According to Humayun Shaikh, CEO of startup, which provides developer tools specifically for AI, the price was likely too high for most investors, given that the distribution is aimed at retail. Investors had to be attracted. “A stock split increases Nvidia's attractiveness by making shares more affordable, thereby broadening its investor base,” he said.

Shaikh also sees the move as, at least in part, investor feedback, saying it's likely “optics-driven” and could accelerate market cap growth.

Nvidia's position as the firm that has cornered the market on providing AI developers with all the chips and computing power they need isn't changing due to the stock split. In the first quarter, Nvidia's sales rose 262% year over year to $26 billion, beating Wall Street's already lofty expectations.

Nvidia's stock rally also serves as an indication of what the AI ​​boom may still have in store.

“The movement in Nvidia's price over the past year is telling us something about the market, namely that AI may be the new general-purpose technology, like the Internet or electricity, that will have large-scale productivity impacts across the economy. And that's why AI companies benefit a lot,” said NYU Business School professor Vasant Dhar.

What could possibly go wrong with Nvidia's stock split?
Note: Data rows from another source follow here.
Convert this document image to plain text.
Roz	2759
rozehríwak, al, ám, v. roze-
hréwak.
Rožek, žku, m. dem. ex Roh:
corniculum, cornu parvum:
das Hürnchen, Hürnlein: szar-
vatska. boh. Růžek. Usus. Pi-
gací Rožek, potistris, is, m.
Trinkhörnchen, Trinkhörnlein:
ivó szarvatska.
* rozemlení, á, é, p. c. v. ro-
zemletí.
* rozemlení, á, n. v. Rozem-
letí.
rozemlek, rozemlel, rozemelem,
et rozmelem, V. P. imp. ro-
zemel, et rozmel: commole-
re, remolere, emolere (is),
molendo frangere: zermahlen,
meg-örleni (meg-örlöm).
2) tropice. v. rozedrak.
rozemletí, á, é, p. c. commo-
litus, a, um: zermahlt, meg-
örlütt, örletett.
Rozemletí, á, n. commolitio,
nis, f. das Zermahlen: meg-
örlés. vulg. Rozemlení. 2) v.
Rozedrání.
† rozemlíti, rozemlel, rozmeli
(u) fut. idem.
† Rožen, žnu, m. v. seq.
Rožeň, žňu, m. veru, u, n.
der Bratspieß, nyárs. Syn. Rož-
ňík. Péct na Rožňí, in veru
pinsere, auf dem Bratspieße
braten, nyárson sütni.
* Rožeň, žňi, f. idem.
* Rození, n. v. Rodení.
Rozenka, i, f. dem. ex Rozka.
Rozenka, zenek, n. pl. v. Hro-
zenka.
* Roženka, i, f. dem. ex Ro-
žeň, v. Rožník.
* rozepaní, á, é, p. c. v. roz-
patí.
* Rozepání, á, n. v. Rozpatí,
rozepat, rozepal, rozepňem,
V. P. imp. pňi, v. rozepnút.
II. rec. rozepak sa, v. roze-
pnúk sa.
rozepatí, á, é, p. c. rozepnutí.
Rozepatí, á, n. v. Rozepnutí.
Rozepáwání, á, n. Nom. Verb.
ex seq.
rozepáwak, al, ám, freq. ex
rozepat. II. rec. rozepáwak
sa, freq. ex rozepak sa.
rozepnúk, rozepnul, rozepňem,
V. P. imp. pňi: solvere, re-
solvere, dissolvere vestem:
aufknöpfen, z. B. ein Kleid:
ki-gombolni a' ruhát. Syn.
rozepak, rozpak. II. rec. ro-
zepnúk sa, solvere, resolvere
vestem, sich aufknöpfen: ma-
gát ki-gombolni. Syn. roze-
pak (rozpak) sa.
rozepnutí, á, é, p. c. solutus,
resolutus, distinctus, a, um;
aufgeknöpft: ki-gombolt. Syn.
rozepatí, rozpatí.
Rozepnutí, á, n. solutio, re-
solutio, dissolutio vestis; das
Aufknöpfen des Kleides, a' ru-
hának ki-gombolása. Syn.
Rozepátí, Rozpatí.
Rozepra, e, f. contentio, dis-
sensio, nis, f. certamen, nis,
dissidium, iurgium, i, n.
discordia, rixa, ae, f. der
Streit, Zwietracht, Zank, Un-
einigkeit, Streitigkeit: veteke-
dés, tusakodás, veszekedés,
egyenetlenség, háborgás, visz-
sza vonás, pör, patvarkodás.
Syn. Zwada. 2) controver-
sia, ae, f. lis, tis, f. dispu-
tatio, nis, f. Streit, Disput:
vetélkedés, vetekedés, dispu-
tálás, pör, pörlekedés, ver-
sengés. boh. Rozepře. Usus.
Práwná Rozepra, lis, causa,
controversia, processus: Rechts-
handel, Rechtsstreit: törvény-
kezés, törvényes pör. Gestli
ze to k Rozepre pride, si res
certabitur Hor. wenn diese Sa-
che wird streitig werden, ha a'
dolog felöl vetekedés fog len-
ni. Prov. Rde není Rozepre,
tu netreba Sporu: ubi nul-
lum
Still, investors are considering a few scenarios in which things could go south for them after the stock split, even as they admit the odds are slim.

For Max, the only thing that could stop Nvidia from climbing to the top is a slowdown in the economy, which he sees as unlikely as he expects the US to avoid recession and that the Federal Reserve It will cut interest rates as early as 2025. In fact, he's already thinking about Nvidia's performance should the economy improve.

“It's going to be hard for these stocks to lose their gains if we're suddenly on the back foot with low rates in our face at high speed,” Max said.

Meanwhile, Shaikh said the division's aim to attract retail investors is another possible, but unlikely, concern. Individually, retail investors may hold small amounts of Nvidia stock. But collectively, they can make up a significant portion of the stake. So a shock to the system or an unexpected change in their perception of the company can still have a significant impact. One need look no further than GameStop to understand the massive influence retail investors have on the market.

Devaluing a stock to a tenth of its value can be a double-edged sword. “This approach may appeal to Robin Hood-type investors or meme-stock enthusiasts,” Sheikh added. “However, if the narrative turns against Nvidia and speculative traders start selling, this could negatively impact the price.”

But even if this undesirable scenario happens, it won't change all the market trends driving the chipmaker.

“Nvidia's value has already risen enormously, so any tailwind from the stock split will pale in comparison to the 'fundamental' reasons for its performance,” Dhar said.